Randy Boutilier’s paintings really are fantastic, in both nuances of the word. His subjects travel to us from the mysterious space of fantasy, dreams and imagination.
His style, uncontaminated by formal art training, elicits an immediate gut response. You linger, looking deeper, and experience another level of delight. Randy said, “Most people will look briefly. But if you stand there for a while, I know the painting’s got you.”
Twenty-seven paintings are hung on the old-fashioned wooden walls of the gallery, an active Amtrak rail station and theater. He was born in Burlington and raised in Vermont. As an adult he’s lived and worked as a restorer of stone buildings in Mexico, the American southwest and southeast. These experiences are reflected in the work.
Walking in, you encounter “Poppies,” a delicate floral with an even more delicate butterfly. There’s “Heat Wave,” a large abstract, sweaty-hot with bright yellow, orange and red. Squiggly heat lines radiate throughout. Building rectangles lean into each other, panting.

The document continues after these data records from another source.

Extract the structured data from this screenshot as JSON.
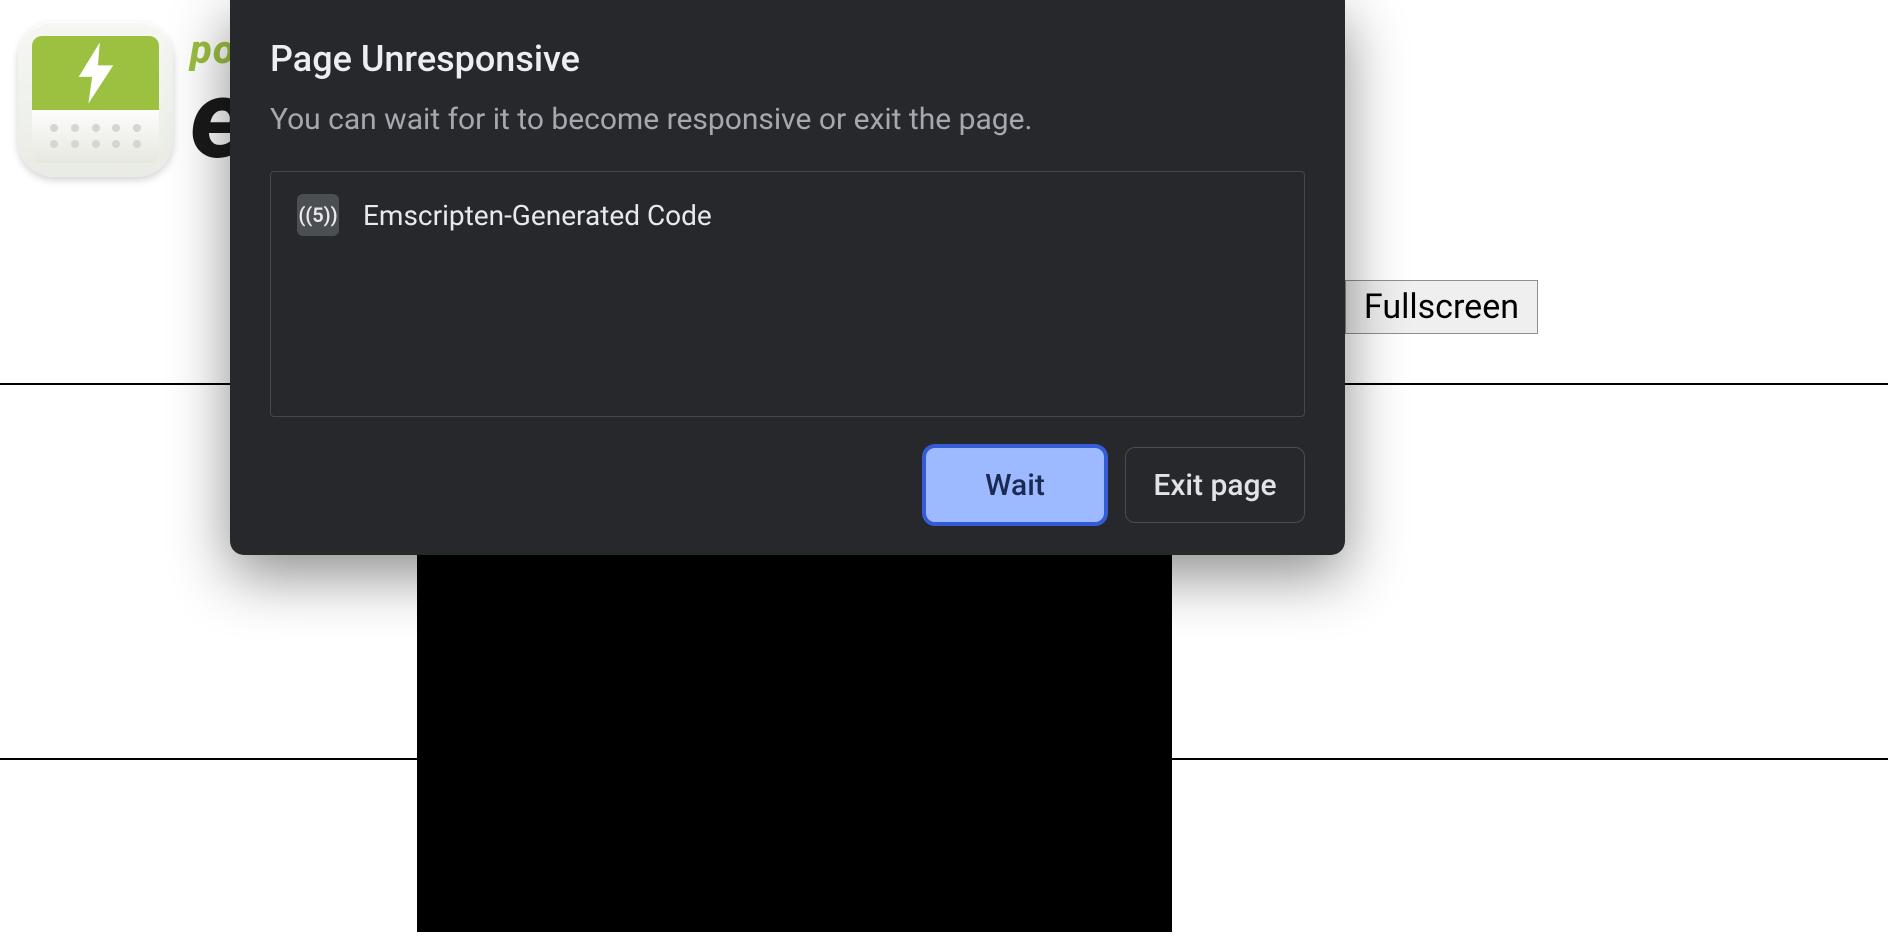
{
  "page": {
    "wordmark_small": "po",
    "wordmark_big": "e",
    "fullscreen_label": "Fullscreen"
  },
  "dialog": {
    "title": "Page Unresponsive",
    "message": "You can wait for it to become responsive or exit the page.",
    "process": {
      "favicon_label": "((5))",
      "name": "Emscripten-Generated Code"
    },
    "buttons": {
      "wait": "Wait",
      "exit": "Exit page"
    }
  }
}
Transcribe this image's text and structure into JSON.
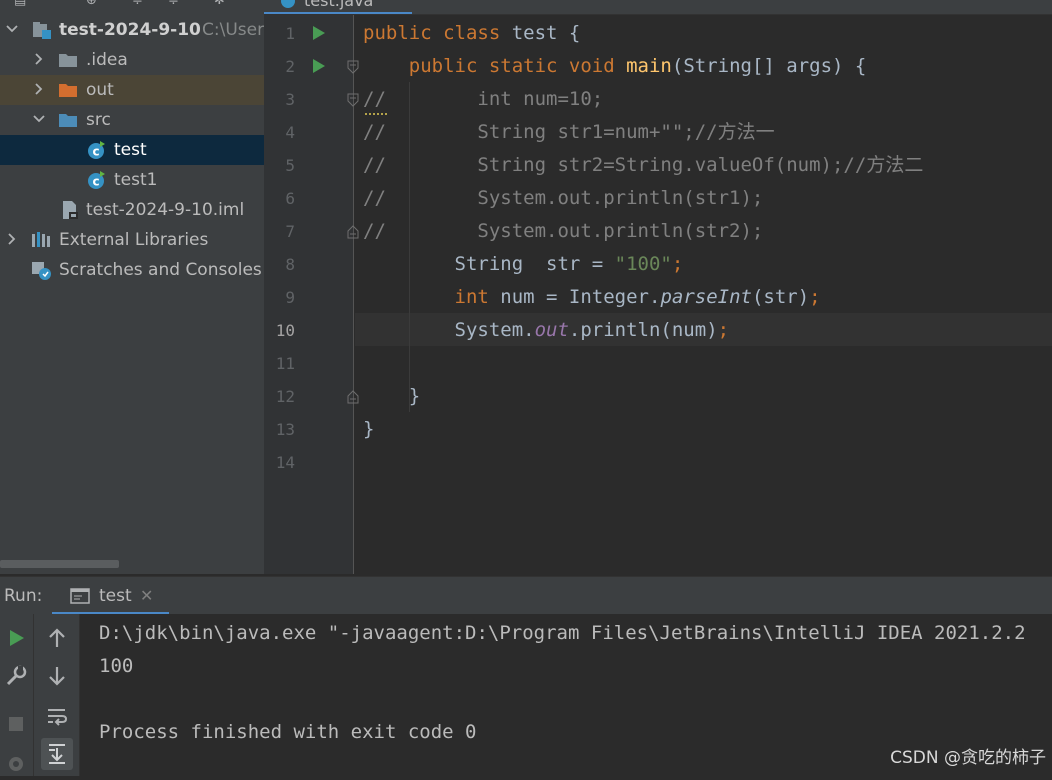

There’s a pelican, dragging her bill through the water, the reflection of the drag an eye-bending abstraction. “Bluebirds,” the painting used for the show’s promotion, features six bluebirds, each perched on a vertical stick, each looking in a different direction, a couple at each other, the background mottled with cloud forms. What’s going on there? You can only guess. The blue of the birds glows against the infinite cloudy sky.
Proceeding around the room, the paintings become more surreal, sort-of-but-not like Frida Kahlo’s work. The painter acknowledges her influence in a painting titled: “Homage to Frida Kahlo.”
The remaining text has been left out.